Amazon said on Thursday that its cloud division grew revenue 13% 12 months over 12 months within the fourth quarter, exactly in step with analysts’ projections. The corporate pointed to growing traction in cloud services for artificial intelligence.
Many large technology corporations have worked quickly to release latest products or update existing ones to capitalize on corporate interest in replicating generative AI capabilities after startup OpenAI introduced the ChatGPT chatbot in late 2023. Amazon Web Services, for its part, introduced the Q chatbot for developers and nontechnical corporate employees, together with the Trainium2 chip for training AI models, within the fourth quarter.
AWS posted $24.20 billion in revenue within the quarter. Analysts polled by StreetAccount had been searching for $24.20 billion. Growth sped up from 12% within the third quarter.
“We expect the acceleration to proceed in 2024,” Brian Olsavsky, Amazon’s finance chief, said on a call with reporters.
But a minimum of within the fourth quarter, AWS’ top U.S. challengers continued to grow faster. Revenue from Azure and other cloud services at Microsoft rose 30%, and Alphabet’s Google Cloud revenue, which incorporates Google Workspace productivity software subscriptions, increased about 26%.
Many corporations hung out trying to cut back the amount of cash they spent on cloud resources as rates of interest moved higher, heightening economic concerns. But that trend has been receding.
“While cost optimization continued to attenuate, larger latest deals also accelerated,” Amazon CEO Andy Jassy, the previous head of AWS, said on the corporate’s earnings call. He said clients are “renewing at larger commitments over longer periods, and migrations are growing.”
The Amazon cloud group turned over $7.17 billion in operating income. That is up around 38% and above the StreetAccount consensus of $6.93 billion. Which means AWS delivered 54% of Amazon’s $13.21 billion in total operating income.
AWS now represents 14% of Amazon’s overall revenue.
On the AWS Reinvent conference in Las Vegas in November, Adam Selipsky, Amazon’s cloud leader since 2021, welcomed Nvidia CEO Jensen Huang to the stage to announce a broadening partnership, which included a cluster of Nvidia graphics processing units that Nvidia and cloud clients can use. Huang has also kept GPUs flowing to Google and Microsoft, amongst other cloud infrastructure providers.

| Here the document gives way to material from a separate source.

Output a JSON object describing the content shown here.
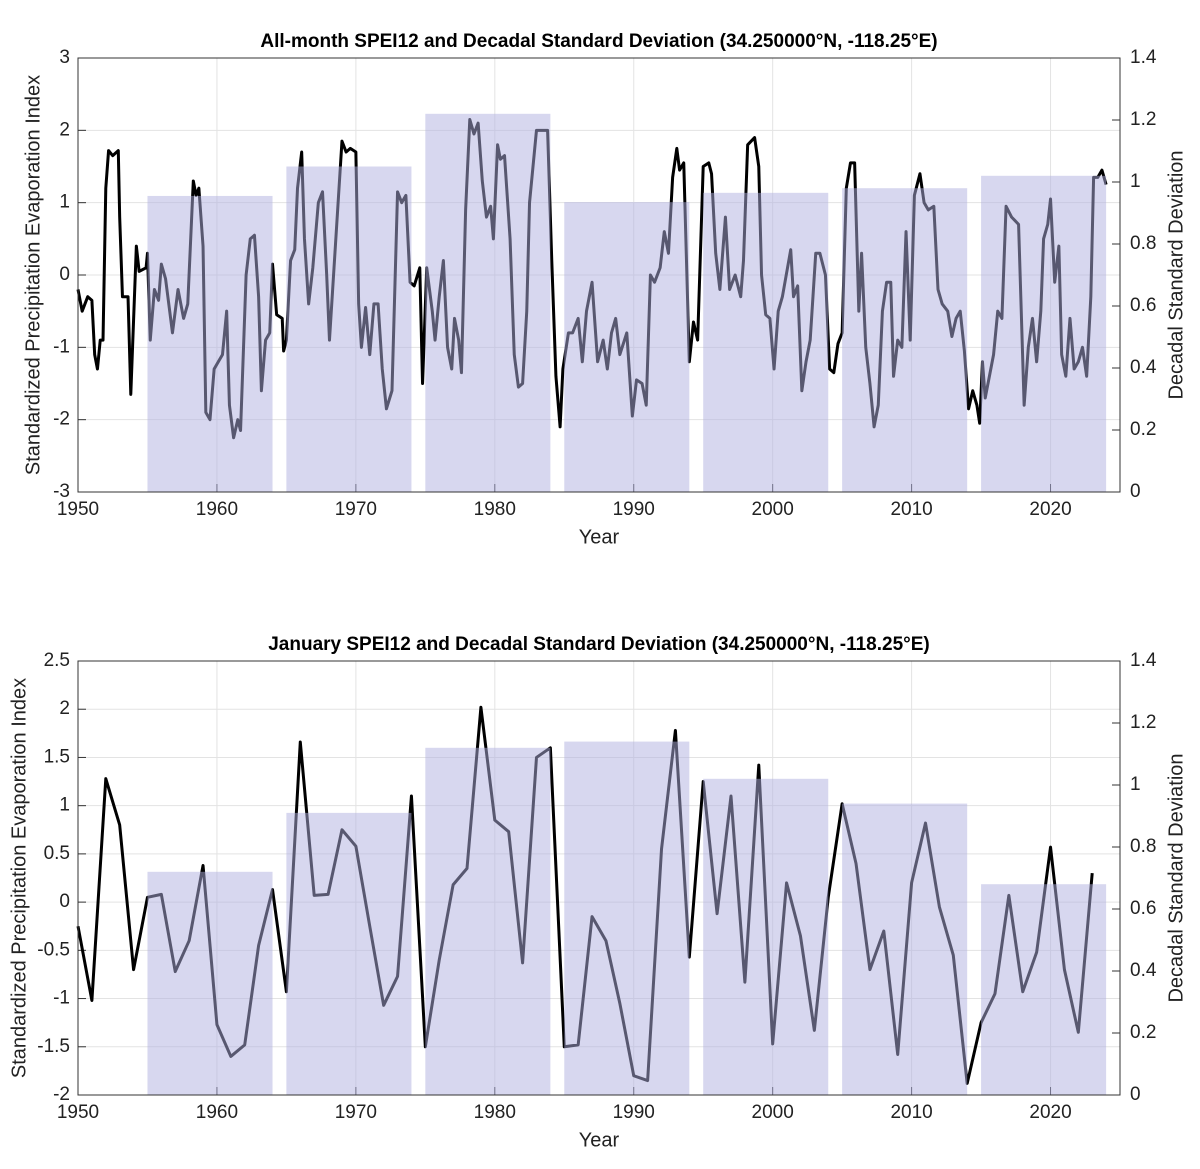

In a statement, Amazon highlighted AWS AI wins through the quarter from the likes of Accor S.A., Mitsubishi UFJ Financial Group, Salesforce and The Very Group.
“Gen AI is and can proceed to be an area of pervasive focus and investment across Amazon, primarily because there are few initiatives if any that give us the possibility to reinvent so a lot of our customers experiences and processes, and we imagine it can ultimately drive tens of billions of dollars of revenue for Amazon over the following several years,” Jassy said on the earnings call.
Starting in January, Amazon is extending the useful lifetime of its servers from five years to 6, a change that ought to boost first-quarter operating income by $900 million, Olsavsky said on the earnings call. Amazon announced similar changes in 2020 and 2022.